Magistralmente interpretada por Shelley Winters, Charlotte Haze, a mãe de Lolita, é o polo atractivo de toda a aversão de Humbert pelos estereotipos presentes no modo de vida americano dos anos 50. Mas enquanto Nabokov não vai além de um certo sarcasmo no modo como descreve essa sociedade, Kubrick apodera-se da figura de Charlotte (e de todos os preconceitos pequeno-burgueses que ela representa) para dar mais ênfase ao tormento de Humbert. Será nesse ambiente de desejos recalcados que o professor se deixará subjugar pela jovem teenager, iniciando o percurso sem retorno que o conduzirá à solidão e à mais negra decrepitude moral. Já as diversas máscaras de Clare Quilty (espantoso Peter Sellers) estão inteiramente na órbita do imaginário repressivo-depressivo de Humbert. As múltiplas aparições de Sellers-Quilty são física e verbalmente grotescas, espelhando toda a culpabilidade de Humbert, e conferindo o peso da realidade e uma dimensão concreta ao delírio da perseguição de que Humbert é vítima. Digamos, para simplificar, que Quilty representa o lado transgressor de Humbert, a materialização dos seus mais secretos desejos.

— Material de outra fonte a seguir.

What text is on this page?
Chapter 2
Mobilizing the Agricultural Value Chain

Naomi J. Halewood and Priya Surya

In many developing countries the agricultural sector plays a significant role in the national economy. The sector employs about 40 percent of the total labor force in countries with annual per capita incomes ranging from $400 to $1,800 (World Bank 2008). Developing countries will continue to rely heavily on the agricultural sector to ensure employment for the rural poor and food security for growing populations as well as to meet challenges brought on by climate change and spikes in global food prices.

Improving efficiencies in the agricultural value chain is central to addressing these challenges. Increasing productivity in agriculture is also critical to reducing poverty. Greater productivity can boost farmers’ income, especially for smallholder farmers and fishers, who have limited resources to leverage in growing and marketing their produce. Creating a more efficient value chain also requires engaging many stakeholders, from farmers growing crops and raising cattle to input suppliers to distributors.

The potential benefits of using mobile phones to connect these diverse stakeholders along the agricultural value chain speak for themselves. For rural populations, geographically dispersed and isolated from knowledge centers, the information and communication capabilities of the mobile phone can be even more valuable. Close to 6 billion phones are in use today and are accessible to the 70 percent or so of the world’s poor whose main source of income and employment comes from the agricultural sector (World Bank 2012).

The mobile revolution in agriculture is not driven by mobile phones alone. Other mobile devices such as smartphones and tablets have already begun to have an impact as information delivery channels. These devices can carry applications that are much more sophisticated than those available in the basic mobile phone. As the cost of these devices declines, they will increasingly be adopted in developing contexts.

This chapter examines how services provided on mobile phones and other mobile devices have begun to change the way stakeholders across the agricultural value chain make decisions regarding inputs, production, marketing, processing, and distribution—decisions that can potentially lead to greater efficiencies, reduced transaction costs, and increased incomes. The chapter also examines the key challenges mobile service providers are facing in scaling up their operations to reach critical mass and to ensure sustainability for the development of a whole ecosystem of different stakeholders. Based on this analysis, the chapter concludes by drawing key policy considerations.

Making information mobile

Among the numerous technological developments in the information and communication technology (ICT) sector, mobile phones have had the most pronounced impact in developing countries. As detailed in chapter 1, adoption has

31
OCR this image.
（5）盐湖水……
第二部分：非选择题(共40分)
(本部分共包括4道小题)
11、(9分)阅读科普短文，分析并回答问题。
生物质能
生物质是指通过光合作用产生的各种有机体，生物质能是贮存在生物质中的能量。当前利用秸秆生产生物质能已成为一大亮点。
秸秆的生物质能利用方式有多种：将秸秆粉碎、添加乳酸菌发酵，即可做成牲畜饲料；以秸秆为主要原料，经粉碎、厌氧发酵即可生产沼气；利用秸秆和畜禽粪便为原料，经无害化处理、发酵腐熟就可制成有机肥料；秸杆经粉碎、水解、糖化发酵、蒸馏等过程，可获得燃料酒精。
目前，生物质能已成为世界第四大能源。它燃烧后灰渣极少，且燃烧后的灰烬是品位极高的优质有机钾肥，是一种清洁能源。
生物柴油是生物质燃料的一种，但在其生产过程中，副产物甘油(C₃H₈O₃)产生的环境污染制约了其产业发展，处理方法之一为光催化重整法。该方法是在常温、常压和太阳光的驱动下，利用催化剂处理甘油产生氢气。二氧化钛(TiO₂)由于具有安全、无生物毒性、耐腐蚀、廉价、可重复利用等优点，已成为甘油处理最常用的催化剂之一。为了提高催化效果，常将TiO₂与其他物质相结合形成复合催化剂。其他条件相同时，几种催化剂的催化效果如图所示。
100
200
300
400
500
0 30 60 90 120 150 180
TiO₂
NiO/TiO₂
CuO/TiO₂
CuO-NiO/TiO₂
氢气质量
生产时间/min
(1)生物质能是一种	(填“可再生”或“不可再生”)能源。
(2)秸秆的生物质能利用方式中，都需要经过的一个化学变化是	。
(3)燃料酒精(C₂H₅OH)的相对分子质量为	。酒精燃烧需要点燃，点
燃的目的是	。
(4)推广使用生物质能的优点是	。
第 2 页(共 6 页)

Uma das razões de Kubrick ter escolhido Sue Lyon (de entre cerca de 800 candidatas) teve a ver com o tamanho dos seios da jovem actriz, para evitar que a personagem denotasse a pouca idade com que Nabokov a descrevera no livro (12 anos). Além disso, Kubrick teve o cuidado de acrescentar dois anos à sua Lolita (Sue Lyon também tinha a mesma idade - 14 anos - na altura da rodagem), de modo a aproximá-la mais da adolescência e evitar ao máximo a conotação do filme com o universo pedófilo (estigma do qual no entanto não se viria a livrar). O filme de Kubrick é considerado ainda hoje como um objecto estranho na sua filmografia. Mas só poderá estar convicto dessa opinião quem passar por “Lolita” apenas um olhar apressado e superficial. Na verdade, todos os temas caros ao realizador estão já contidos nesta adaptação da obra de Nabokov. O argumento, da autoria do próprio escritor, mas substancialmente alterado por Kubrick (sobretudo no carácter de Peter Sellers, Clare Quilty, que no livro não tem a importância central com que aparece no filme, até a própria Lolita passou de morena a loura) viria a ser nomeado para o Oscar da Academia, mas seriam os Globos de Ouro a perspectivarem o essencial do filme, ao fazerem recaír quatro nomeações sobre o realizador e os três actores (Mason, Winters e Sellers) que foram os principais responsáveis pela envergadura e longevidade da obra.